In the first published study of its kind, social scientists at Tufts University's School of Arts and Sciences have found that outrage talk is  endemic among commentators of all political stripes, but measurably  worse on the political right, and is more prevalent than it was even  during the turmoil of the war in Vietnam and the Watergate scandal.

In their study, Tufts Assistant Professor of Sociology Sarah Sobieraj  and Professor of Political Science Jeffrey Berry systematically  scrutinized what they call "outrage talk" in leading talk radio, cable  news analysis, political blogs and newspaper columns. Their findings,  "From Incivility to Outrage: Political Discourse in Blogs, Talk Radio, and Cable News," appears in the February 2011 issue of the journal  Political Communication, available online February 8.

The term "outrage talk" refers to a form of political discourse  involving efforts to provoke visceral responses, such as anger,  righteousness, fear or moral indignation, through the use of  overgeneralizations, sensationalism, misleading or patently inaccurate  information, ad hominem attacks and partial truths about opponents.

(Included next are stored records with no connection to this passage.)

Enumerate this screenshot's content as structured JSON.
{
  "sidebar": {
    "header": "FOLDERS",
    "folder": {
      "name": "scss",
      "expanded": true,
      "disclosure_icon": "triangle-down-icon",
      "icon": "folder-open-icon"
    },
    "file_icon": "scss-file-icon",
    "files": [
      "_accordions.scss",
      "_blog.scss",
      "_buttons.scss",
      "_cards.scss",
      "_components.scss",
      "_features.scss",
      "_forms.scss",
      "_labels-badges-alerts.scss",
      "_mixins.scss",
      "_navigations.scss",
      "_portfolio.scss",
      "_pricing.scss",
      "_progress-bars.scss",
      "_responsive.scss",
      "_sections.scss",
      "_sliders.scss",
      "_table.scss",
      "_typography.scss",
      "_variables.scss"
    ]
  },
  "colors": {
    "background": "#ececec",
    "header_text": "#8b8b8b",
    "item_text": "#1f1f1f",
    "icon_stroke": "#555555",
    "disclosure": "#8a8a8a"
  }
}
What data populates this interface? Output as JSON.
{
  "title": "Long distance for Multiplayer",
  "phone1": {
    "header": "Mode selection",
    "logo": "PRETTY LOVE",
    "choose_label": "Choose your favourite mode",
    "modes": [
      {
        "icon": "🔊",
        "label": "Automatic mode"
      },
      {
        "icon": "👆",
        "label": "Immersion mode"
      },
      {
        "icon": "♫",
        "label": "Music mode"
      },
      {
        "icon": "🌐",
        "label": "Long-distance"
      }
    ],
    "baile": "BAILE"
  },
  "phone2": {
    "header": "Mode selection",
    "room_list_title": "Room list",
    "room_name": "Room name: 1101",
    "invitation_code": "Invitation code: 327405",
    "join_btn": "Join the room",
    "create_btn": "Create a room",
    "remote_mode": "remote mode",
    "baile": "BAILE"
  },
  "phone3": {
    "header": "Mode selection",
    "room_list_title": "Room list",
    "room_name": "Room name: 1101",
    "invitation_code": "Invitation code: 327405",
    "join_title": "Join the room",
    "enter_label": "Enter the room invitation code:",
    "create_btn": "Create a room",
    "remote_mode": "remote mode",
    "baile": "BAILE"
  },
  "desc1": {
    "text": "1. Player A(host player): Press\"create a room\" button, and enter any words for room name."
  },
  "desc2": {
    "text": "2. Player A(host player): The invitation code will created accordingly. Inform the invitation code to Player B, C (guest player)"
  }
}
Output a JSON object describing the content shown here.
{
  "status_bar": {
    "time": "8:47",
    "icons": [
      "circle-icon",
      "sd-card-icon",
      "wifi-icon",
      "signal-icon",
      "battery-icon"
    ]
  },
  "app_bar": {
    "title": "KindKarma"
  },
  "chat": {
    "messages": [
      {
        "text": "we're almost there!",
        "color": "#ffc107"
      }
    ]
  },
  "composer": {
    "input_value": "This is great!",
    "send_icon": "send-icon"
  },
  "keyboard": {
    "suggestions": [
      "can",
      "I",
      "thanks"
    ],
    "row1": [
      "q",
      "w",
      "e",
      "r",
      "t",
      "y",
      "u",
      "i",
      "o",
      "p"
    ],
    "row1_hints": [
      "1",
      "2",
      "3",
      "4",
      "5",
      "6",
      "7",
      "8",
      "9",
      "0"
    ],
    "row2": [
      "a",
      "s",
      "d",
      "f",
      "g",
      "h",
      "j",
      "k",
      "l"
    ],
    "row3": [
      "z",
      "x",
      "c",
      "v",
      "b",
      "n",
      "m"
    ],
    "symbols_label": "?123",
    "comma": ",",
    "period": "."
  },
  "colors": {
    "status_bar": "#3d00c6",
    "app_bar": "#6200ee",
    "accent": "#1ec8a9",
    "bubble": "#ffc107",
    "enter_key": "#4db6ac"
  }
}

"Objective" research may crumble pretty quickly if  professors start identifying as  "patently inaccurate" and "ad hominem attacks" concepts such as "Obama is a socialist." Then, you can imagine the idea that liberals don't use as much outrage talk because it's accurate to state "the Iraq War was a failure."

During a 10-week period in the spring of 2009, four researchers reviewed evening cable TV, national radio talk shows, ideological political blogs  and mainstream newspaper columns for 13 variables, such as insulting  language, name calling and misrepresentative exaggeration. Researchers  also judged overall tone of each sample and proportion of outrage language.

Almost 9 out of 10 cases sampled, or 89.6 percent, contained at least  one outrage incident.  One hundred percent of TV episodes and 98.8  percent of talk radio programs contained outrage incidents, while 82.8  percent of blog posts incorporated outrage writing.  In some cases,  outrage speech or behavior occurred at a rate of more than one instance per minute.

When it comes to inflammatory language, is one side really worse than  the other?  Yes, found the Tufts researchers: "Our data indicate that  the right uses decidedly more outrage speech than the left. Taken as a  whole, liberal content is quite nasty in character, following the outrage model of emotional, dramatic and judgment-laden speech.  Conservatives, however, are even nastier."

The data showed the political right engaging in an average of 15.57  outrage acts per case, while the left engaged in 10.32 acts per case.

The press release doesn't really get specific. It would be more credible if it were more specific in defining what their examples of "misrepresentative exaggeration" are.